2.1 apply the elements of contract in the given business scenario above and advise Mandy and Paul as to whether or not either of them has a claim against Amy for the vase in the situation
In the above situation by placing a price tag over the pot Amy gives an invitation to treat,which means that a person making an invitation to treat does not intend to be bound as soon as it is accepted by the person to whom the statement is addressed.Here Amy is not bound to sell the vase to Mandy, despite of the fact when the letter is posted. In (Pharmaceutical Society of Great Britain v Boots Cash Chemists (Southern) Ltd, 1953), it was held that the shop owner is not obliged to sell the goods to anyone who is willing to pay for them, even if additional signage, such as “special offer”accompanies the display of the goods.whereas with Paul negotiations have been done by Amy, these negotiations considered as offer. Whereas according to the posing rule,the acceptance takes effect when a letter is posted. Therefore, as soon Paul posted the letter of acceptance to Amy the acceptance is made to the offer made by Amy and resulted into a contract.

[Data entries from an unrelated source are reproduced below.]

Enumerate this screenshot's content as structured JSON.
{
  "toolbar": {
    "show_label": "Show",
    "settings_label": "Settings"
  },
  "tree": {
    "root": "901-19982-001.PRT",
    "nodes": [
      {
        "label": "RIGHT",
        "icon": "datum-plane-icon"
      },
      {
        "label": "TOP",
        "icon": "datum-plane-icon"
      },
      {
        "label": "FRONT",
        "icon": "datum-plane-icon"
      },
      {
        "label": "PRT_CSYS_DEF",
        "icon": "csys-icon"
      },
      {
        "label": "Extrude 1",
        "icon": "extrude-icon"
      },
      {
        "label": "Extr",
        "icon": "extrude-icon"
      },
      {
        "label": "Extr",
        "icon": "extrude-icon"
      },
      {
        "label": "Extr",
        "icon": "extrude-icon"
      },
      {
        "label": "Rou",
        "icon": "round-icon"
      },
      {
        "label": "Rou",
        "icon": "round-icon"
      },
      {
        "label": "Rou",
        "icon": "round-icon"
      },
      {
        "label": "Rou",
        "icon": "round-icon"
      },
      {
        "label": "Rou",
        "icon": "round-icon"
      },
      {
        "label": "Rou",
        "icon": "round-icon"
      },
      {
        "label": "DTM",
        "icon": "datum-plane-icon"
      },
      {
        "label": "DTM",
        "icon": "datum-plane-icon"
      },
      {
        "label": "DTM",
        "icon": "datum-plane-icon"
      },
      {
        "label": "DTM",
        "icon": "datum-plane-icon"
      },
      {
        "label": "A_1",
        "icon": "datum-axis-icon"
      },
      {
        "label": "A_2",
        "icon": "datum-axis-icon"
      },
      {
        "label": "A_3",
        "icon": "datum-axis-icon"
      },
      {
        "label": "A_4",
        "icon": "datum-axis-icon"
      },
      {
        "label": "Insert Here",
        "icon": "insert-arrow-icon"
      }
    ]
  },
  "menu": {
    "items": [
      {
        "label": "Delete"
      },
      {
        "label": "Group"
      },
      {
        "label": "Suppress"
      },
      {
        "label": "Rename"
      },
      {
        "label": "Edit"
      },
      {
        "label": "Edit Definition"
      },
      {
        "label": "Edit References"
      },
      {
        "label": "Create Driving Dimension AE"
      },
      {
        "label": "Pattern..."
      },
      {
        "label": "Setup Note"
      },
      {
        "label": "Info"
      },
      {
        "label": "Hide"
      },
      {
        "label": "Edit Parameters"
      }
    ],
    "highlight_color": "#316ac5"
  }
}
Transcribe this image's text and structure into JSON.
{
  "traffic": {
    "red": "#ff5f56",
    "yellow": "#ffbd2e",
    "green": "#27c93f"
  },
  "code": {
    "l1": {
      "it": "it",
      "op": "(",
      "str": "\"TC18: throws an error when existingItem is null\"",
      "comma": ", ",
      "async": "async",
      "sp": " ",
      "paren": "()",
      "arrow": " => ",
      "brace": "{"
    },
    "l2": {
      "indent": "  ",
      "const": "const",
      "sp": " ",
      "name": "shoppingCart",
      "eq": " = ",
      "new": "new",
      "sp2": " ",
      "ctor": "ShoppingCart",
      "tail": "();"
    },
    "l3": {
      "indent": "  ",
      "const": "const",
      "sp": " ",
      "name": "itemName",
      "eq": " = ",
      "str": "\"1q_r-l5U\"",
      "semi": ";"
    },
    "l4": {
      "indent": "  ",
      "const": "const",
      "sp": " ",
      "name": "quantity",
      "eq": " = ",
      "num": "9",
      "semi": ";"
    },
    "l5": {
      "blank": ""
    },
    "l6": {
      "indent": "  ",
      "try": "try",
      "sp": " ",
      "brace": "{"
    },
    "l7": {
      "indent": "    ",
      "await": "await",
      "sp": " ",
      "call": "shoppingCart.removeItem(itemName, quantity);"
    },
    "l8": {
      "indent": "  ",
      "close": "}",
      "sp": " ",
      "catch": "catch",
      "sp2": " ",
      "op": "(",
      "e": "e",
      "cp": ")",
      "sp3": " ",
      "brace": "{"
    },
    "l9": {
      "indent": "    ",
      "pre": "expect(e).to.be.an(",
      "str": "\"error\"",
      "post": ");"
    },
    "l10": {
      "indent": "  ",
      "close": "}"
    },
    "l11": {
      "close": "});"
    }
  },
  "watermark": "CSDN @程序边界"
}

This concept is explained in ( Byrne v Van Tienhoven, 1880), that if a letter of acceptance were to be lost, acceptance has still taken place, as acceptance is completed as soon as the letter of acceptance is posted. Hence, now binding with the contract Amy has to sell the vase to Paul for £450.
Business scenario 2
Facts: Kabir doesn’t have a TV so goes to buy a TV to watch a renowned show and there he buys 42 inch plasma screen TV, there was a noticed in the store stating that, no liability will arise on the part of seller regarding any kind of defects in the goods. The television bought by Kabir does not work at all.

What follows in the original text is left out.